Intake Ground
- Interactive map of Intake Ground
- Location: Doncaster, England
- Coordinates: 53°31′19″N 1°06′37″W﻿ / ﻿53.521889°N 1.110142°W
- Surface: Grass

Tenant
- Doncaster Rovers

= Intake Ground =

Former football ground in Doncaster, England

The Intake Ground was a football ground in Doncaster in England. It was the home ground of Doncaster Rovers between 1885 and 1919, and is still used today as a football field.

==History==
Doncaster Rovers started playing at the Intake Ground in 1885, with their first match against Elsecar on 26 April 1885. Initially the sole spectator facility was a small wooden stand, which had to be rebuilt following storm damage in 1891.

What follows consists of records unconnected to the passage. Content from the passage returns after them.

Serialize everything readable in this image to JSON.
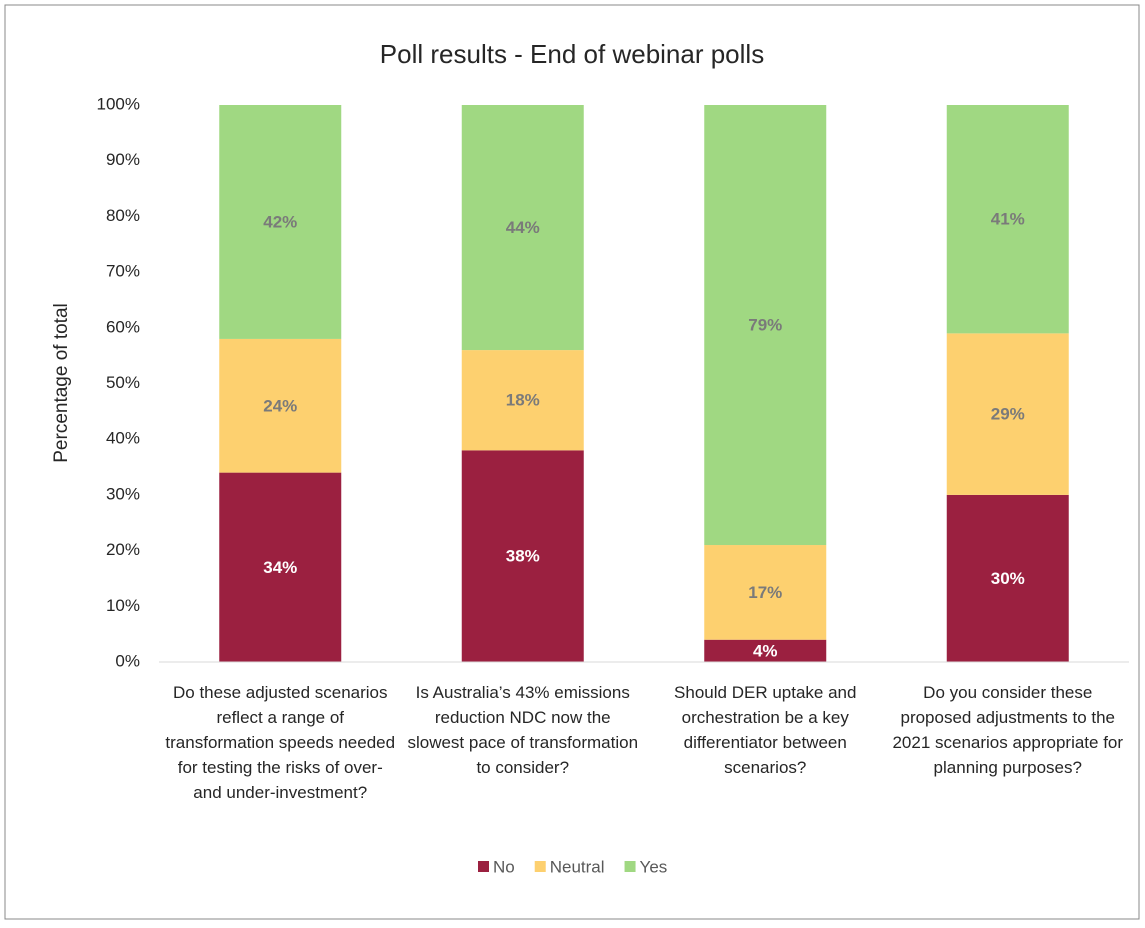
{
  "chart_data": {
    "type": "stacked_bar",
    "title": "Poll results - End of webinar polls",
    "y_label": "Percentage of total",
    "categories": [
      "Do these adjusted scenarios reflect a range of transformation speeds needed for testing the risks of over- and under-investment?",
      "Is Australia’s 43% emissions reduction NDC now the slowest pace of transformation to consider?",
      "Should DER uptake and orchestration be a key differentiator between scenarios?",
      "Do you consider these proposed adjustments to the 2021 scenarios appropriate for planning purposes?"
    ],
    "series": [
      {
        "name": "No",
        "color": "#9b2040",
        "values": [
          34,
          38,
          4,
          30
        ],
        "value_labels": [
          "34%",
          "38%",
          "4%",
          "30%"
        ]
      },
      {
        "name": "Neutral",
        "color": "#fdd06f",
        "values": [
          24,
          18,
          17,
          29
        ],
        "value_labels": [
          "24%",
          "18%",
          "17%",
          "29%"
        ]
      },
      {
        "name": "Yes",
        "color": "#a0d882",
        "values": [
          42,
          44,
          79,
          41
        ],
        "value_labels": [
          "42%",
          "44%",
          "79%",
          "41%"
        ]
      }
    ],
    "ylim": [
      0,
      100
    ],
    "yticks": [
      {
        "value": 0,
        "label": "0%"
      },
      {
        "value": 10,
        "label": "10%"
      },
      {
        "value": 20,
        "label": "20%"
      },
      {
        "value": 30,
        "label": "30%"
      },
      {
        "value": 40,
        "label": "40%"
      },
      {
        "value": 50,
        "label": "50%"
      },
      {
        "value": 60,
        "label": "60%"
      },
      {
        "value": 70,
        "label": "70%"
      },
      {
        "value": 80,
        "label": "80%"
      },
      {
        "value": 90,
        "label": "90%"
      },
      {
        "value": 100,
        "label": "100%"
      }
    ],
    "legend": "bottom"
  }
}
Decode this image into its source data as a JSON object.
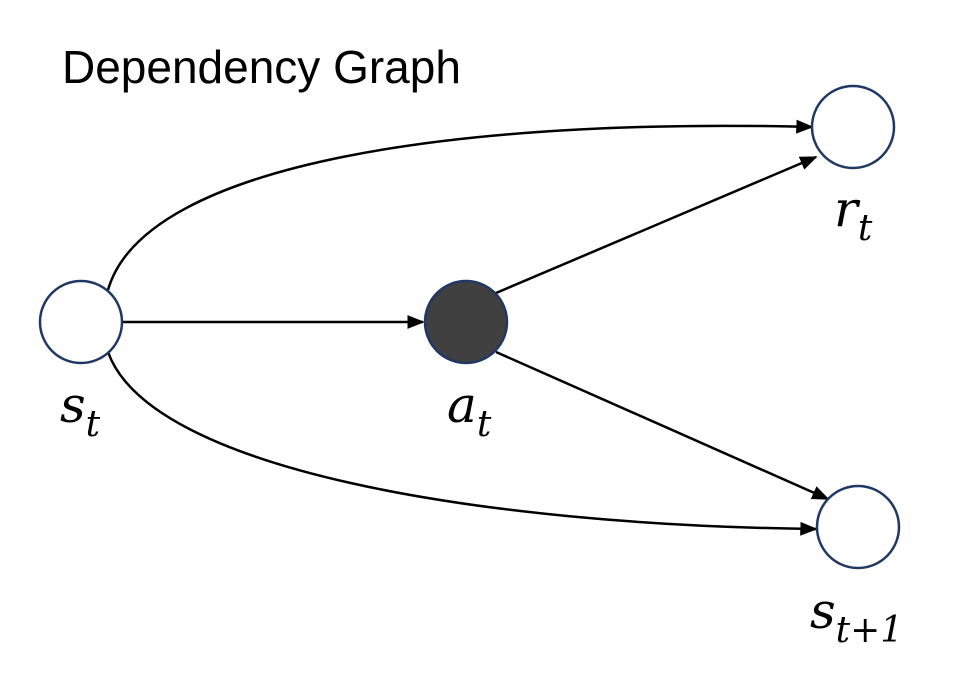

Doncaster Rovers were elected to the Second Division of the Football League in 1901, by which time the ground had a 1,000-seat main stand on the western touchline, a covered enclosure on the eastern touchline and duckboards around the perimeter of the pitch. The first Football League game at the Intake Ground played on 7 September 1901 being a 3–3 draw with Burslem Port Vale in front of 2,000 spectators. The record League attendance at the ground of 6,000 was set on 28 March 1902 for a game against Middlesbrough.

Doncaster were voted out of the League at the end of the 1902–03 season. Although the club returned to the League a year later, they were voted out again at the end of the season. The last Football League match at the ground was a 2–0 defeat by Grimsby Town on 24 April 1905.

During World War I the Intake Ground was requisitioned by the British Army. In 1919 Doncaster Rovers moved to the Bennetthorpe ground, taking the main stand with them.